Im Gegensatz zum früheren Essay Der Klang der Geister fokussiert Die Ohrenzeugin im Titel geradezu programmatisch nun aber nicht mehr das, was sich Gehör verschafft, sondern konzentriert sich auf die Person, die über ihr Ohr Zeugnis vom Gehörten ablegt. Mehrfach hat Tawada in ihren Texten gerade das Ohr als Organ der Empfängnis und der daraus entspringenden Erzählung dargestellt, so etwa im oben angesprochenen Roman Ein Gast (1993), wo die Protagonistin über Ohrschmerzen klagt, die von dem konsultierten Arzt dann als Schwangerschaft diagnostiziert werden. Im Band Überseezungen orientiert sich Tawada allerdings vorrangig an dem seit ihrem Roman Das Bad (1989) leitmotivisch entwickelten Organ der Zunge (ich erinnere noch einmal an die drei lingualen Regionen Euroasiatische Zungen, Südafrikanische Zungen, Nordamerikanische Zungen), von dem Die Ohrenzeugin nun in signifikanter Weise absticht. Sie hat also gleichsam einen Zwitterstatus – oder ist wiederum: eine Membrane – zwischen den Wahrnehmungs- und den Sprechorganen (Zunge und Ohr) einerseits, zwischen der akustischen und der visuellen Wahrnehmung (Augenzeugin / Ohrenzeugin) und deren transitorischem Moment des Umschlags von der authentisch beglaubigten Wahrnehmung (bezeugen) in die Produktivität (zeugen) andererseits.

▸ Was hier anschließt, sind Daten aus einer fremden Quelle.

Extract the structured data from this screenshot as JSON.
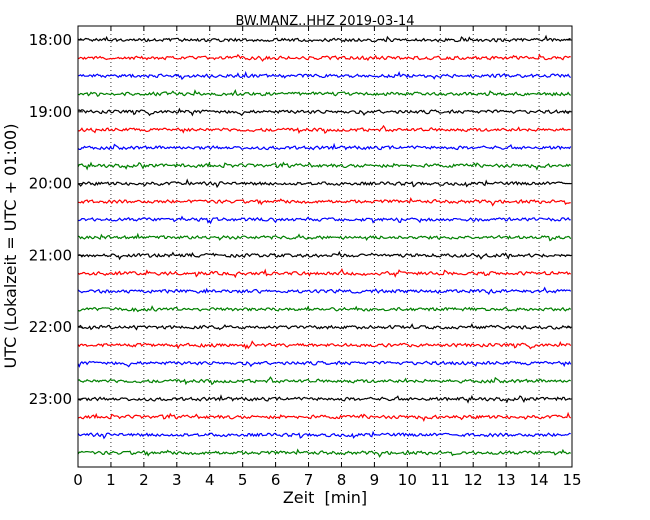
{
  "chart_data": {
    "type": "line",
    "title": "BW.MANZ..HHZ 2019-03-14",
    "xlabel": "Zeit  [min]",
    "ylabel": "UTC (Lokalzeit = UTC + 01:00)",
    "xlim": [
      0,
      15
    ],
    "x_ticks": [
      "0",
      "1",
      "2",
      "3",
      "4",
      "5",
      "6",
      "7",
      "8",
      "9",
      "10",
      "11",
      "12",
      "13",
      "14",
      "15"
    ],
    "y_ticks": [
      "18:00",
      "19:00",
      "20:00",
      "21:00",
      "22:00",
      "23:00"
    ],
    "grid": "vertical dotted lines at each minute",
    "trace_interval_minutes": 15,
    "trace_color_cycle": [
      "#000000",
      "#ff0000",
      "#0000ff",
      "#008000"
    ],
    "series": [
      {
        "start": "18:00",
        "color": "#000000"
      },
      {
        "start": "18:15",
        "color": "#ff0000"
      },
      {
        "start": "18:30",
        "color": "#0000ff"
      },
      {
        "start": "18:45",
        "color": "#008000"
      },
      {
        "start": "19:00",
        "color": "#000000"
      },
      {
        "start": "19:15",
        "color": "#ff0000"
      },
      {
        "start": "19:30",
        "color": "#0000ff"
      },
      {
        "start": "19:45",
        "color": "#008000"
      },
      {
        "start": "20:00",
        "color": "#000000"
      },
      {
        "start": "20:15",
        "color": "#ff0000"
      },
      {
        "start": "20:30",
        "color": "#0000ff"
      },
      {
        "start": "20:45",
        "color": "#008000"
      },
      {
        "start": "21:00",
        "color": "#000000"
      },
      {
        "start": "21:15",
        "color": "#ff0000"
      },
      {
        "start": "21:30",
        "color": "#0000ff"
      },
      {
        "start": "21:45",
        "color": "#008000"
      },
      {
        "start": "22:00",
        "color": "#000000"
      },
      {
        "start": "22:15",
        "color": "#ff0000"
      },
      {
        "start": "22:30",
        "color": "#0000ff"
      },
      {
        "start": "22:45",
        "color": "#008000"
      },
      {
        "start": "23:00",
        "color": "#000000"
      },
      {
        "start": "23:15",
        "color": "#ff0000"
      },
      {
        "start": "23:30",
        "color": "#0000ff"
      },
      {
        "start": "23:45",
        "color": "#008000"
      }
    ]
  }
}
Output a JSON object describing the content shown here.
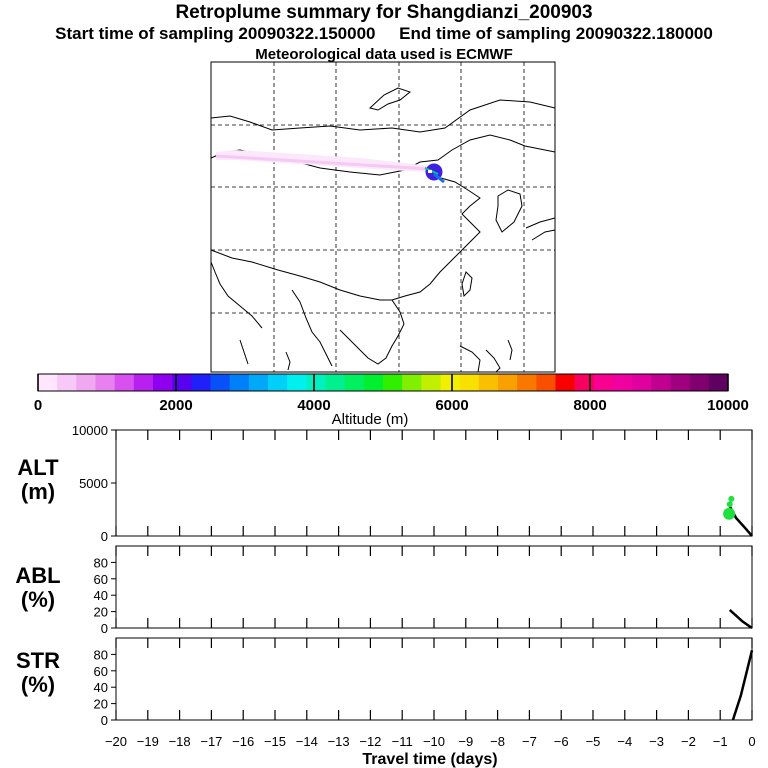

Der aufgezeichnete Hörraum betrifft hier nun nicht mehr wie in Der Klang der Geister den polyphonen Klangraum Tokyo, sondern die vielsprachige Atmosphäre am MIT in Cambridge, Mass. War der dort erinnerte Raum der Kindheit, der sich zwischen der unheimlichen Erfahrung in der elterlichen Wohnung bis zum letzten, kurz vor der Abreise nach Europa mit der Freundin geteilten Wohnraum ausspannte, deutlich transitorisch konnotiert (er markierte die Schwelle zwischen alter und neuer Zeit, Wachen und Schlafen, Bekanntem und Unbekanntem, Bleiben und Gehen, Japan und der außerhalb Japans liegenden Welt), wird nun die Reisebewegung, die die Autorin an das Bostoner Institut geführt hat, gleichsam fixiert in dem kleinen Büroraum, den sie dort kurz nach 15 Uhr erreicht, und in dem sie drei Stunden später von einer deutschen Kollegin aufgesucht werden wird. Strukturell vergleichbar dem Konzept eines „Reisens aus der Muttersprache heraus“, wie es der 2003 in japanischer Sprache publizierte Essayband Exophonie entwirft,[15] setzt auch dieser Text Tawadas ein mit dem Austreten aus einem bewegend-bewegten Innenraum (hier ist es der Fahrstuhl) und klingt aus im Lauschen auf die sich nähernde Gestalt der Kollegin Monika, die bereits vor ihrem Eintreffen an ihrem Schritt erkannt wird. Ihr voraus läuft deren habitualisierte Sprachgeste „Hör’ mal“, welche die Erzählerin bereits antizipiert, noch bevor sie überhaupt sprachlich-akustisches Ereignis geworden ist:

[...] „Hör mal!“ war eindeutig eine stärkere Aufforderung als „Sag’ mal!“. Das Hören bindet einen Menschen an die Stimme der anderen, es hat etwas Verbindliches. „Hör’ mal!“ Es kam mir immer so vor, als wäre das Hören genau das, worum sie mich eigentlich bittet. „Hör’ mal!“ Ja, ich werde weiter hören, ich werde mich mit nichts anderem mehr beschäftigen als damit, alles Hörbare und Nicht-Hörbare zu belauschen. (Überseezungen, 114)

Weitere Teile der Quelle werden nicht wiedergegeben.